O que é arquitetura vernacular?
A arquitetura vernacular pode ser definida como uma tipologia de caráter local ou regional, na qual são empregados materiais e recursos do próprio ambiente onde a edificação está inserida. São, portanto, arquiteturas diretamente relacionadas ao contexto, influenciadas e atentas às condições geográficas e aspectos culturais específicos da sua inserção e, por esse motivo, surgem de modo singular nas diversas partes do mundo, sendo consideradas, inclusive, um dispositivo de afirmação de identidades.
Diante de tais singularidades, a definição de arquitetura vernacular pode se tornar igualmente dúbia. Motivado por esse impasse, Paul Oliver no seu livro Built to meet needs: cultural issues in vernacular architecture (2006), fruto de um projeto intitulado Enciclopédia da Arquitetura Vernacular do Mundo, trouxe à tona a necessidade de uma definição mais refinada para o termo. Sua pesquisa resultou em uma categorização estabelecida como uma arquitetura que compreende as habitações e outras construções dos povos, relacionadas aos seus contextos ambientais e recursos disponíveis, costumeiramente construídas por seu proprietário ou pela comunidade, utilizando tecnologias tradicionais. São formas construídas para atender a necessidades específicas, acomodar valores, economias e modos de vida das culturas que as produzem.
Seguindo essa definição, Rubenilson Brazão Teixeira (2017) sintetiza duas características primordiais relacionadas à arquitetura vernacular: tradição e contextualização. Ele afirma que toda a arquitetura vernacular é tradicional no sentido de que surge de um determinado povo e se desenvolve como resultado de um longo processo temporal, sempre a partir de formas familiares, consagradas por gerações anteriores. Junto a isso, há também na arquitetura vernacular, e como já foi dito anteriormente, o respeito às condições locais, destacando sua grande sensibilidade diante do contexto geográfico onde está inserida incluindo clima, vegetação e topografia.

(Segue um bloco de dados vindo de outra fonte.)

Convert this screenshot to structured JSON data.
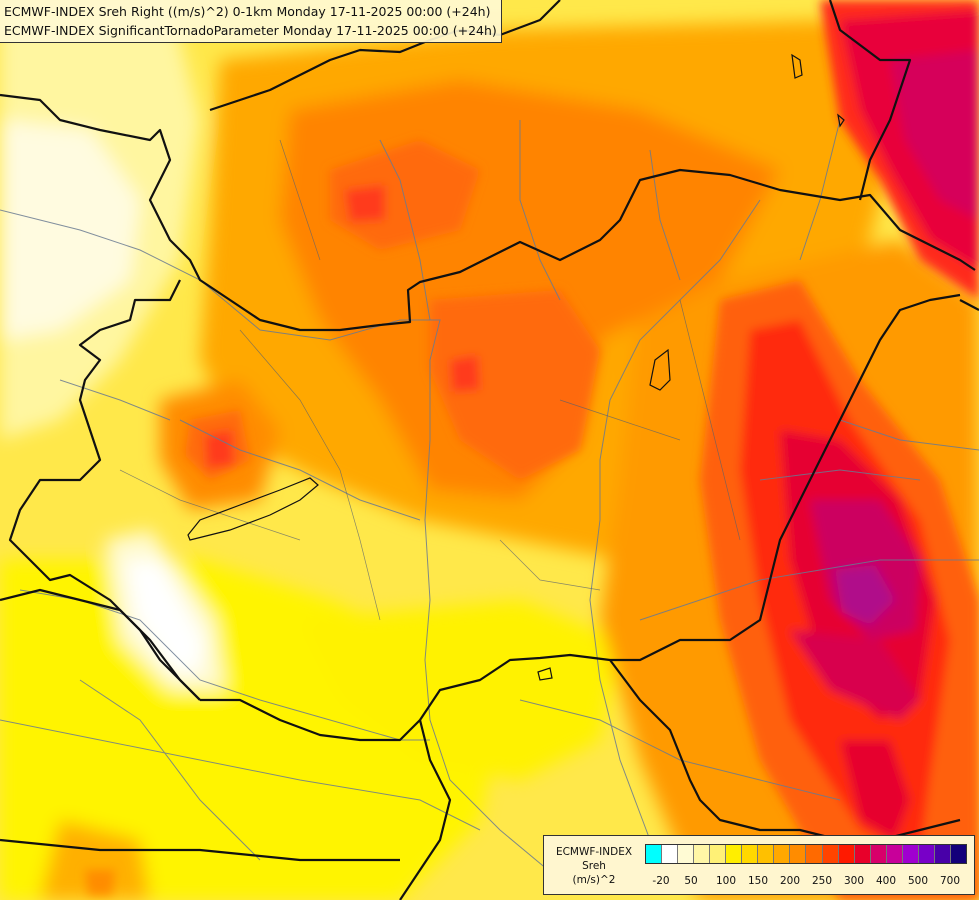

Devido principalmente a este último ponto, a arquitetura vernacular tem sido discutida e revisitada em muitas práticas arquitetônicas contemporâneas assumindo um importante papel na sociedade atual, pois as características bioclimáticas destas edificações são exemplos de sustentabilidade arquitetônica. Neste sentido, condutas arquitetônicas milenares estão sendo estudadas e reproduzidas em projetos que visam, por exemplo, a diminuição do uso de energia com estratégias passivas de conforto termoacústico, emitindo o mínimo possível de CO2 no meio ambiente.
No Brasil, um dos principais investigadores da arquitetura vernacular foi o arquiteto Lucio Costa que, na segunda metade do século XX, traçou a história arquitetônica brasileira trazendo exemplos de norte a sul do país como as conhecidas ocas, as construções em palafitas, a taipa de pilão no período colonial, entre outros. Estruturas que, apesar de surgirem de maneira quase instintiva, têm suas técnicas aprimoradas ao longo do tempo, assumindo hoje também um elevado grau de sofisticação.
Para além da questão sustentável, a arquitetura vernacular lança luz a outro aspecto fundamental a ser explorado nos dias atuais. Ao representar a identidade cultural de certo povo, torna-se uma ferramenta para o fortalecimento do vínculo entre a população e seu local geográfico, fomentando o sentimento de pertencimento perante o espaço habitado. Um vínculo tão importante para os dias de hoje em que parece haver uma tendência à fragmentação do indivíduo condicionado pelas contínuas transformações dos sistemas culturais (HALL, 2006).
Um exemplo disso pode ser visto na entrevista concedida pelo escritório angolano de arquitetura Grupo BANGA. Nela, os arquitetos afirmam que o uso de materiais locais, baratos e de fácil acesso faz com que haja uma aproximação da identidade arquitetônica que traz, por sua vez, inclusão, identificação e engajamento comunitário e nos ajuda a definir a arquitetura vernacular como uma arquitetura que respeita e se adapta às limitações físicas e tecnológicas do seu contexto, erguida como o resultado genuíno do seu lugar, do seu povo e de sua história.